Les notes nous ont réjouis ou émus aux larmes quand les artistes ont déployé leurs talents.
Alors pour ce mois d'août, voici la petite musique verlainienne en hommage à ces doigts aux pouvoirs étranges :
" Le piano que baise une main frêle"
(PETRUS BOREL)
Son joyeux, importun, d'un clavecin sonore.
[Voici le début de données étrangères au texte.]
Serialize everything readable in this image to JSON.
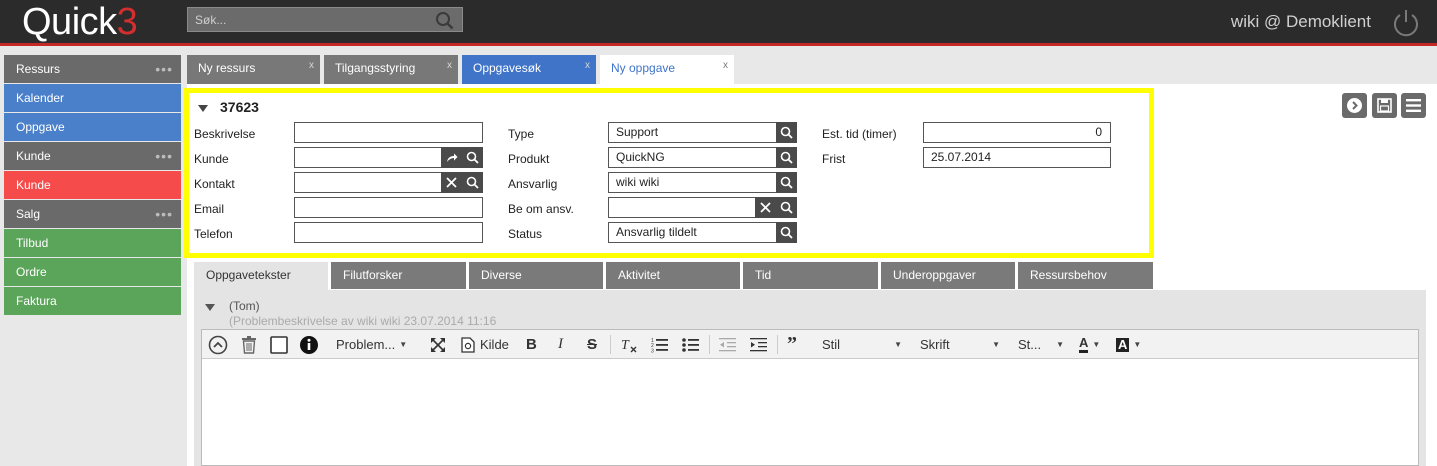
{
  "app": {
    "logo_text": "Quick",
    "logo_num": "3",
    "user": "wiki @ Demoklient"
  },
  "search": {
    "placeholder": "Søk..."
  },
  "sidebar": {
    "items": [
      {
        "label": "Ressurs",
        "type": "head"
      },
      {
        "label": "Kalender",
        "type": "blue"
      },
      {
        "label": "Oppgave",
        "type": "blue"
      },
      {
        "label": "Kunde",
        "type": "head"
      },
      {
        "label": "Kunde",
        "type": "red"
      },
      {
        "label": "Salg",
        "type": "head"
      },
      {
        "label": "Tilbud",
        "type": "green"
      },
      {
        "label": "Ordre",
        "type": "green"
      },
      {
        "label": "Faktura",
        "type": "green"
      }
    ]
  },
  "tabs": [
    {
      "label": "Ny ressurs",
      "close": "x"
    },
    {
      "label": "Tilgangsstyring",
      "close": "x"
    },
    {
      "label": "Oppgavesøk",
      "close": "x"
    },
    {
      "label": "Ny oppgave",
      "close": "x"
    }
  ],
  "form": {
    "id": "37623",
    "beskrivelse": {
      "label": "Beskrivelse",
      "value": ""
    },
    "kunde": {
      "label": "Kunde",
      "value": ""
    },
    "kontakt": {
      "label": "Kontakt",
      "value": ""
    },
    "email": {
      "label": "Email",
      "value": ""
    },
    "telefon": {
      "label": "Telefon",
      "value": ""
    },
    "type": {
      "label": "Type",
      "value": "Support"
    },
    "produkt": {
      "label": "Produkt",
      "value": "QuickNG"
    },
    "ansvarlig": {
      "label": "Ansvarlig",
      "value": "wiki wiki"
    },
    "be_om_ansv": {
      "label": "Be om ansv.",
      "value": ""
    },
    "status": {
      "label": "Status",
      "value": "Ansvarlig tildelt"
    },
    "est_tid": {
      "label": "Est. tid (timer)",
      "value": "0"
    },
    "frist": {
      "label": "Frist",
      "value": "25.07.2014"
    }
  },
  "subtabs": [
    "Oppgavetekster",
    "Filutforsker",
    "Diverse",
    "Aktivitet",
    "Tid",
    "Underoppgaver",
    "Ressursbehov"
  ],
  "panel": {
    "tom": "(Tom)",
    "problem_desc": "(Problembeskrivelse av wiki wiki 23.07.2014 11:16"
  },
  "editor": {
    "template_label": "Problem...",
    "source_label": "Kilde",
    "style_label": "Stil",
    "font_label": "Skrift",
    "size_label": "St...",
    "text_color": "A",
    "bg_color": "A"
  },
  "colors": {
    "accent_red": "#d32f2f",
    "highlight": "#ffff00",
    "tab_blue": "#3f74c8"
  }
}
Le piano que baise une main frêle
Luit dans le soir rose et gris vaguement,
Tandis qu'avec un très léger bruit d'aile
Un air bien vieux, bien faible et bien charmant
Rôde discret, apeuré quasiment,
Par le boudoir longtemps parfumé d'Elle.
Qu'est-ce que c'est que ce berceau soudain
Qui lentement dorlote mon pauvre être?
Que voudrais-tu de moi, doux Chant badin?
Qu'as-tu voulu, fin refrain incertain
Qui va tantôt mourir vers la fenêtre
Ouverte un peu sur le petit jardin?
Paul Verlaine- Romances sans paroles.
"Ariettes oubliées",V
Voici une version musicale contemporaine (1997) de cette Ariette, dénichée sur You Tube, création de Julien Joubert et interprétée par un choeur aux voix que Verlaine n'aurait sans doute pas désavouées... Sensible et émouvant moment poétique!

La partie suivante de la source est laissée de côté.